On Fri, Jan 21, 2011 at 7:31 AM, Stephen Epstein <

stephen@bigdipperphotos.com> wrote:

 

 

stairwell lighting

Posted by: “Seree” sir-e@zahav.net.il   sarazohar

Thu Jan 20, 2011 10:39 pm (PST)

 

 

My elderly mum would have a lot of trouble with those timed stairwell

lights, which would go off before she fumbled for the key and managed

to see the keyhole.

 

We got an electrician to install a light above the front door,

activated by a switch indoors. With a cost-saver bulb, it’s not such

a biggee if it’s forgotten. And that way, it’s not on the vaad costs

either and no one should have a reason to complain.

 

 

Thank you to everyone who responded to my question about kids using

elevators. The reason I asked the question is that our 10-year old

daughter is charged with the duty to take the dog out every evening.

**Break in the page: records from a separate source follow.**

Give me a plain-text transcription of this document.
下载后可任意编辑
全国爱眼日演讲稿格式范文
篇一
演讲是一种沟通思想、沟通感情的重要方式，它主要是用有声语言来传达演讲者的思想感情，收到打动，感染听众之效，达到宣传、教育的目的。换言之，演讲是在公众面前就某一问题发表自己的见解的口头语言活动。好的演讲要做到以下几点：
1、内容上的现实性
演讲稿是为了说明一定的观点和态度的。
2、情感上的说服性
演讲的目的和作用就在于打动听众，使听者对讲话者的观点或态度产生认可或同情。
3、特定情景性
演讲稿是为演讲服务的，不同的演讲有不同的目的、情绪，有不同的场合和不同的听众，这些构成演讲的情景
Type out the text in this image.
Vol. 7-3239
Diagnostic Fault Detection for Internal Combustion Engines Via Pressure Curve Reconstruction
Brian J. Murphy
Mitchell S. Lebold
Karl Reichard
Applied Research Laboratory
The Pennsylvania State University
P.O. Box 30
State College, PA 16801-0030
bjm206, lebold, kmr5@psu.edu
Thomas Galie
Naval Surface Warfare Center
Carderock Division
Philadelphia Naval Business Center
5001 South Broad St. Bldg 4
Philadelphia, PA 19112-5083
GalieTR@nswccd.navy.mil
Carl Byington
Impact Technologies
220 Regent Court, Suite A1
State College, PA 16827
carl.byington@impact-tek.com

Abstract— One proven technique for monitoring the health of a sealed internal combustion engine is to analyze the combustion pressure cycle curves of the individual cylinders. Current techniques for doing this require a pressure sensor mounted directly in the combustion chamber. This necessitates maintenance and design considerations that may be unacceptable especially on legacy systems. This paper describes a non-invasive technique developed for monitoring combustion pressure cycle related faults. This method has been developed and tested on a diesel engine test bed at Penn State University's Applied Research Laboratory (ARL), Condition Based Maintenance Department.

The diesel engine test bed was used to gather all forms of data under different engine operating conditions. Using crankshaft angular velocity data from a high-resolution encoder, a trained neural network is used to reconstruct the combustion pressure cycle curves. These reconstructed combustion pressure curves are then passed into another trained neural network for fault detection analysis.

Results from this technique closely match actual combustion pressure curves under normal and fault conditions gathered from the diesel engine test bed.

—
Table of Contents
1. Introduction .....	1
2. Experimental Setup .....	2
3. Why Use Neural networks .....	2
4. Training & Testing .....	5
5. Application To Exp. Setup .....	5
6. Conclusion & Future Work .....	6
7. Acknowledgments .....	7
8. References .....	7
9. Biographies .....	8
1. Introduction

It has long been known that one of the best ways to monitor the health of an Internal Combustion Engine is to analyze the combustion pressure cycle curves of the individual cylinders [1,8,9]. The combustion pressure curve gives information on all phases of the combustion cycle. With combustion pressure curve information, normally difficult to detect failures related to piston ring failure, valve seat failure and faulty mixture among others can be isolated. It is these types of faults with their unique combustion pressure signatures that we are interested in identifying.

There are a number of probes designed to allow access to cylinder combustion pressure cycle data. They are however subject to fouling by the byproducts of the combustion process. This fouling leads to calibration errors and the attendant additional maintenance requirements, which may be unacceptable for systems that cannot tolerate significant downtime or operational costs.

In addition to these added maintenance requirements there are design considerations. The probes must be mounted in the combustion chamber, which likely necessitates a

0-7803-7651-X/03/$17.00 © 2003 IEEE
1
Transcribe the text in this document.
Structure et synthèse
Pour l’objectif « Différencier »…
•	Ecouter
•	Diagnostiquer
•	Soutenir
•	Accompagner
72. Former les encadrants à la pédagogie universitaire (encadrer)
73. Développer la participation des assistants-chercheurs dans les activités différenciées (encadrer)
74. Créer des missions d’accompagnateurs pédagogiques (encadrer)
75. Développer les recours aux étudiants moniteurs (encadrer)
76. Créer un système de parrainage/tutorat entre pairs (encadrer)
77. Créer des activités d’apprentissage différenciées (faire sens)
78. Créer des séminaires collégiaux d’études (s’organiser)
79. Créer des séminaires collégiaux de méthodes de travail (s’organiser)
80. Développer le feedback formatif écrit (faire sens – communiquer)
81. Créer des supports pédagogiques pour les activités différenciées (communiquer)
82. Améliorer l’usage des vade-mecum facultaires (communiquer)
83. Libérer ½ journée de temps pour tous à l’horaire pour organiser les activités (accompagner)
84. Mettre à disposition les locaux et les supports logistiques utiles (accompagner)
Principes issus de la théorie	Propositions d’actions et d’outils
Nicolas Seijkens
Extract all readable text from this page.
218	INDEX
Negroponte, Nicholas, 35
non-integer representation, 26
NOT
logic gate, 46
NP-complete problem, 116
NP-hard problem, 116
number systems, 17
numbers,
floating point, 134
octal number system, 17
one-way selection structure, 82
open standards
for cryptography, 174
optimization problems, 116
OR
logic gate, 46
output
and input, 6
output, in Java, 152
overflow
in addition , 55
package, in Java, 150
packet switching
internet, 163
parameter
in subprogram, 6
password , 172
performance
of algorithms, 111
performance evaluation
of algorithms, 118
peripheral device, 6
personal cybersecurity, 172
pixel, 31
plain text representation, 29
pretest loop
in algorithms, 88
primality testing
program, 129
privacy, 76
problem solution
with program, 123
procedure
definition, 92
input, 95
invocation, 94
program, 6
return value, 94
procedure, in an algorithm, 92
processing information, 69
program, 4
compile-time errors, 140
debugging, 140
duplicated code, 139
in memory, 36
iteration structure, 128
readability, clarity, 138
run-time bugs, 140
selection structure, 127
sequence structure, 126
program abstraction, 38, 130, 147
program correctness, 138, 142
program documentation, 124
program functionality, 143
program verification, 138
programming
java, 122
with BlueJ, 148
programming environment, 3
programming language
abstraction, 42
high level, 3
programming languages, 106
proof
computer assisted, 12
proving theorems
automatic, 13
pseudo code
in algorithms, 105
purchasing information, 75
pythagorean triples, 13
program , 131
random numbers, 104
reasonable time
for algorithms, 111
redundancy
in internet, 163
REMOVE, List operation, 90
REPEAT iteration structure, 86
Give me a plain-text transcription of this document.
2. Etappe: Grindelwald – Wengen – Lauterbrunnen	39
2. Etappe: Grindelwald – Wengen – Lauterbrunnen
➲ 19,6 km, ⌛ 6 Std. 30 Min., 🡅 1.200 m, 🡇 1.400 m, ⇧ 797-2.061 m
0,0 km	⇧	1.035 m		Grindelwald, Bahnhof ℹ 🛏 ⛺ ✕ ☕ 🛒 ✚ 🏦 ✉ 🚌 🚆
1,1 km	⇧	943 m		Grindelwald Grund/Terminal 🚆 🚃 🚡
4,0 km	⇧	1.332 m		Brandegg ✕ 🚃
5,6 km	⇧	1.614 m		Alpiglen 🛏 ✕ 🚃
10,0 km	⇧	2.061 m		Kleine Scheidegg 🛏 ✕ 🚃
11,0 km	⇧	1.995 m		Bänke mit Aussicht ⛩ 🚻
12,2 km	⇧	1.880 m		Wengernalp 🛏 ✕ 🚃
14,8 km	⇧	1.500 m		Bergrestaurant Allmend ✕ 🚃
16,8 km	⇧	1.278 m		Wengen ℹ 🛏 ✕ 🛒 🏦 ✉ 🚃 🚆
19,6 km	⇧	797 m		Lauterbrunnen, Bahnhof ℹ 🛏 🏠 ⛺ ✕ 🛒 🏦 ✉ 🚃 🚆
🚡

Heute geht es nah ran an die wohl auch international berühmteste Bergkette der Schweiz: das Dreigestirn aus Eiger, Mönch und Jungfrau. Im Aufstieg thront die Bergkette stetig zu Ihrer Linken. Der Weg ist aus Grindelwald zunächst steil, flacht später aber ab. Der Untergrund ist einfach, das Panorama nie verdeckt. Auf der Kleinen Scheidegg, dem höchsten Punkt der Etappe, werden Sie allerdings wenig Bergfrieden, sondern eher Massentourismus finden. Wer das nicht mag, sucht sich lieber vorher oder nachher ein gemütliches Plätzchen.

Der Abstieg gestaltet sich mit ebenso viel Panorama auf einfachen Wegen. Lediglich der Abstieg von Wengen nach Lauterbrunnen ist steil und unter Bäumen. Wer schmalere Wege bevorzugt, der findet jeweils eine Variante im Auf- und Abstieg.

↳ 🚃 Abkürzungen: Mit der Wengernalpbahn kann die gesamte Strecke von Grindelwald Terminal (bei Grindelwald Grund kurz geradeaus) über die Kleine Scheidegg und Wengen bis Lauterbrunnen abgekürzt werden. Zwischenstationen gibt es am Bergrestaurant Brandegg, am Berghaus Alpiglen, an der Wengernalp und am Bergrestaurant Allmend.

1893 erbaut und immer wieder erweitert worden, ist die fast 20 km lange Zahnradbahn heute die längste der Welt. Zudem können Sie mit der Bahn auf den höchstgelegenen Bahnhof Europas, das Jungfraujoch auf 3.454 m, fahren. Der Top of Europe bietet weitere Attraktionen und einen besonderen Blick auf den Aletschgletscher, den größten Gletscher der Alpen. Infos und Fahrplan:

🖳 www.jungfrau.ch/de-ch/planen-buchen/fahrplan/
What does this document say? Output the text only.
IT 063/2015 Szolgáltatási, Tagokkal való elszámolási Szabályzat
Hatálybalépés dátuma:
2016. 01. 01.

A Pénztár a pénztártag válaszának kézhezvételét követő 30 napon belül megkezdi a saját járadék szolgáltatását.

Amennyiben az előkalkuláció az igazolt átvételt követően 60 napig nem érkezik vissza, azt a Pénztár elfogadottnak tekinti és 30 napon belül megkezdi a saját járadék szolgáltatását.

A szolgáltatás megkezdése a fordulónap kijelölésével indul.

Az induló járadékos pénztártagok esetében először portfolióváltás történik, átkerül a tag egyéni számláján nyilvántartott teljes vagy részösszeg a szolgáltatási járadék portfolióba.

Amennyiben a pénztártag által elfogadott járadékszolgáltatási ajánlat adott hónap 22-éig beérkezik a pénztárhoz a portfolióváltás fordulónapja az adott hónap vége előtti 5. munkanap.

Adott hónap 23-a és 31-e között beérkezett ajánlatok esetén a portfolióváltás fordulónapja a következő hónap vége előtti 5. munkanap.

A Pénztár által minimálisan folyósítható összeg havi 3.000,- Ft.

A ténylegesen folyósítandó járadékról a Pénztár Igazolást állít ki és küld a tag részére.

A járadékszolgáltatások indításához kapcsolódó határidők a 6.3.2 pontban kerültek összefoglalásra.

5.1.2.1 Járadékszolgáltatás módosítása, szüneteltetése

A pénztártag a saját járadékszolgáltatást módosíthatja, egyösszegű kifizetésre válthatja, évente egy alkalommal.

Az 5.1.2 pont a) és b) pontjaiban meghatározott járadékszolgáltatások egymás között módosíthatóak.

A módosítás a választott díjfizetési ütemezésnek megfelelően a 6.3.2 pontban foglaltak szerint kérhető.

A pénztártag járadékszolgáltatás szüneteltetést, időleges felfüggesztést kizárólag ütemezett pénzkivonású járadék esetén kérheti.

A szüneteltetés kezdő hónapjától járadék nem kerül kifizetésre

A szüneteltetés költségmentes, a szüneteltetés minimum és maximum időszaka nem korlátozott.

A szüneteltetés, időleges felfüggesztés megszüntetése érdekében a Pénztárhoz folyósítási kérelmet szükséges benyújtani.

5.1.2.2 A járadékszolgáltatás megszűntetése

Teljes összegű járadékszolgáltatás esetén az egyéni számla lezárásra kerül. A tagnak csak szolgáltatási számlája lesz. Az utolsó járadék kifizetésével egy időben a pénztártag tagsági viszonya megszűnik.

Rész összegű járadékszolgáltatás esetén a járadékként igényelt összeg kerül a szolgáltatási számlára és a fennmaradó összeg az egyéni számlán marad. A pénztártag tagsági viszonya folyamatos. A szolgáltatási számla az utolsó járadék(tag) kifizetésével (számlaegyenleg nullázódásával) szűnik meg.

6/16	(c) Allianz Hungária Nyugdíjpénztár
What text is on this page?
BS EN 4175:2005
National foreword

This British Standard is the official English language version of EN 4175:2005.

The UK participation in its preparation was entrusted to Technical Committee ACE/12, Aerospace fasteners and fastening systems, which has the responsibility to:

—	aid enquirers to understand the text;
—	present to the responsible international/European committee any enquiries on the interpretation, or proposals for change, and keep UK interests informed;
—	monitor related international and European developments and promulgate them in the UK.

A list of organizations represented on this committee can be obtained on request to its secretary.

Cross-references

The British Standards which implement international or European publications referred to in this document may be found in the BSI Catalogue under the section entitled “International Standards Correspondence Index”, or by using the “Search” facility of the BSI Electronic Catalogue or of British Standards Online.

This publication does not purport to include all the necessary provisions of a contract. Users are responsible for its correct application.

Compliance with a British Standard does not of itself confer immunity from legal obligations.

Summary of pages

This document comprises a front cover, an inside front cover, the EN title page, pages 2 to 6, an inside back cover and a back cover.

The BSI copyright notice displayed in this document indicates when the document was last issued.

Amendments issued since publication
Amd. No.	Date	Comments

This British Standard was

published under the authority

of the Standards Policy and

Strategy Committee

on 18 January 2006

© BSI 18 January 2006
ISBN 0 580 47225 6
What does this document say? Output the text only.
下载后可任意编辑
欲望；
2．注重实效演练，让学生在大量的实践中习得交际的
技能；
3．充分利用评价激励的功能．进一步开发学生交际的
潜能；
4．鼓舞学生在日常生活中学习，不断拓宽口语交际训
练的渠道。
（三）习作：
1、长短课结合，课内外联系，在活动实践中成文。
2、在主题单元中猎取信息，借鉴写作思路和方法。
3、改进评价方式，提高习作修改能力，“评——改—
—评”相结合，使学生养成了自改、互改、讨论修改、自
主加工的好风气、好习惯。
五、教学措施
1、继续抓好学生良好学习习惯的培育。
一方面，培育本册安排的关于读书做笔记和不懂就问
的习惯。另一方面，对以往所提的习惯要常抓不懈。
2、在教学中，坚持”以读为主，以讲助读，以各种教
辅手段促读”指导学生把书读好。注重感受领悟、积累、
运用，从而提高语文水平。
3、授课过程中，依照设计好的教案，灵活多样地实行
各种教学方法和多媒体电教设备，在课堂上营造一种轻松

Since she is not able to take the elevator (by law and the warnings of

the vaad bayit), she uses the stairs.

 

It gets quite dark in the winter in our building so we found a way of

keeping the stairwell light on (we removed the spring from the switch

in our apartment). The problem is that she sometimes forgets to turn

the switch off when she gets back. Is there a device that allows you

to turn the lights on for a longer amount of time than 30 seconds? We

can’t use a shabbat clock for some reason ( I think the current is too

low) in these stairwell switches.

 

Stephen Epstein

 

Black Bear Honey

 

“Made in Israel with love from above”

 

<http://www.blackbear.co.il/> www.blackbear.co.il

 As you can see, lots of tricks, not all so safe. People do take this issue seriously.